Updated: May 19, 2020
Is this line secure? Am I posting on an encrypted feed? Are you wearing a wire?!
Safeguarding your precious little idea is important as a rule of best practices, but sometimes authors, mainly first timers such as myself, can take it too far. I may or may not be wearing a mask and typing in gloves in case someone dusts for fingerprints. Protecting your intellectual property is a difficult task, a job that creators go to great lengths to ensure its success. Writing in panic rooms is the eventual next step after changing your email account passwords every five minutes, but at some point, we (I) must ask ourselves (myself) the burning question—
Who is trying to steal from me anyway?
What makes my concept for a story so unique and valuable that I must go to the extreme of hollowing out a tooth to keep an emergency cyanide pill in? Simply put, the answer is that it is mine. There is absolutely nothing wrong with believing in your work, but let’s be real—getting published, finding a literary agent, promotion, and authoring at any level is a highly competitive field with an overabundance of products already cramming up both physical and virtual bookshelves alike. Besides, everything has already been done before. Literally, or I assume literally. Take my idea for example:
Ha! Nice try! You think I’d give it up so easily?! Okay, seriously, my novel is about a teenage boy who discovers he has superpowers. Consider the wheel reinvented, right? My take and execution are what I’m banking on for anyone (literally) to consider it interesting enough to give it a download or a good skimming. So, if the overall genre or premise is something common, why do I still feel so apprehensive about sharing even the slightest bit of additional information about it?
Such secrecy and subterfuge are pretty embarrassing, to be honest. Hiding even the smallest details of a character whiffs of rookie writer stank. I don’t pretend to be a pro, and this blog is meant for transparency, so I have no problems sharing this trepidation. This doesn’t mean that I’m going to feel comfortable in displaying so much as a logline just yet, though. Theft happens still, right?

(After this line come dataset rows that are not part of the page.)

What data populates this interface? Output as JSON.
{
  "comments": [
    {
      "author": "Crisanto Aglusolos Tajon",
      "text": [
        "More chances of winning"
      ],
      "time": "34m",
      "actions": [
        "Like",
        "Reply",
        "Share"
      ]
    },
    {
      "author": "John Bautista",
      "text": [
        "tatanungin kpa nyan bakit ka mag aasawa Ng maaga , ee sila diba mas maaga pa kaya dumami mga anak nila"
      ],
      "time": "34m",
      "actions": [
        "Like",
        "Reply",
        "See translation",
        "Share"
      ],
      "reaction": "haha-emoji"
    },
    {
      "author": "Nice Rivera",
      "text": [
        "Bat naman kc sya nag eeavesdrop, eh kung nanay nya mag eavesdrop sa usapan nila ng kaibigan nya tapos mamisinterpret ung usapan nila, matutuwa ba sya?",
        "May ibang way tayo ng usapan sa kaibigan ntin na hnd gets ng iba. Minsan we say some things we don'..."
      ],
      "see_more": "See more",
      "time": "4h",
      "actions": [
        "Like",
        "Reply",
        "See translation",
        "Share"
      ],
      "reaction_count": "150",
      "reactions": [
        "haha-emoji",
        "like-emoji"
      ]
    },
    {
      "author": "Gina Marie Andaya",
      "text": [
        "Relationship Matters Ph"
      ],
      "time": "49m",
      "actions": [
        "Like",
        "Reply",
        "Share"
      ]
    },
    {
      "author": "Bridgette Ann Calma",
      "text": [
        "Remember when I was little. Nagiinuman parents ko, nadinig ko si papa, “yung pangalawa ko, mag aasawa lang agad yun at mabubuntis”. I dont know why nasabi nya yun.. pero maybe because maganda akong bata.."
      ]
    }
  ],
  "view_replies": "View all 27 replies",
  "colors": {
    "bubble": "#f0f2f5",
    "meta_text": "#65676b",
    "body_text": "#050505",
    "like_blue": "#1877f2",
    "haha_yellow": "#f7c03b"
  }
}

In my time as a stand-up comedian (more like open miker; transparency, honesty, etc.), I would rarely post a joke online with the intention of it being something I’d perform on stage. This doesn’t mean that me or any other comic wouldn’t test the social media waters to gauge a bit’s reaction. Sometimes a humorous status update would receive a surprising amount of praise to the point where you get the confidence to test it in the field. Typically, though, stand-ups will post something they thought was funny for no other reason than they thought it was funny. Every comedian is a little different but withholding stage jokes is a widespread commonality.
It’s the same basic philosophy for writing—it’s your product you want to sell in one way or another therefore it’s illogical to give it away for free (assuming it’s something of value in the first place). Hubris aside, that’s a reasonable outlook. The question remains - how do you prevent piracy paranoia? Disclaimer: I freely admit to not being an expert on anything so if you follow any of my advice and some other jerk makes a mint off your idea that they stole from you then… my bad?
1) Don’t post anything. The simplest answer is often the best one, but you’re probably like me and a right pest when it comes to your desire to promote yourself. 2) Tease me, please me: Snippets and samples make sense. Tiny morsels, presumably in the form of a quotation, ought to be okay. 3) Social media campaigns – this can mean paid advertising or a hashtag promotion thing. Excerpts would be posted, but I got to think what you really want is a quote from a satisfied reader. Something like, “A novel so good I only checked my phone a little bit of the time while reading it.” 4) Word of mouth recommendation. All of these options kind of blend together but convincing your friends and family to chase the proverbial pavement for you is a feather in the cap of any DIYer, mainly because you, well, didn’t have to do anything yourself.
The real solution to cryptic promotion? Quit. Yep, don’t make any attempts; don’t try.
Fine, that’s a terrible tip, but I’m frustrated. I don’t know how to shout my idea from the rooftops when I won’t so much as climb the stairs to get to said roof. No ladder, no elevator, just a hushed, tepid request to a trustworthy colleague.
But who does this confidant know? Who have they told? I’m maybe two seconds away from writing my manuscript in a secret code that only I understand. My only hope is that centuries from now, after a few apocalyptic world wars, my manuscript is discovered under the rubble of what was once a Starbucks and scholars decipher it and develop a new religion. It’s every writer’s dream.
I wanted to suggest more answers to the anti-theft conundrum, but I’m afraid that even the most obvious solutions have eluded me. And it’s probably extremely obvious, but, hey, debut author here, so I’m admitting I don’t know squat. What would you do? Tell me so I can steal your idea!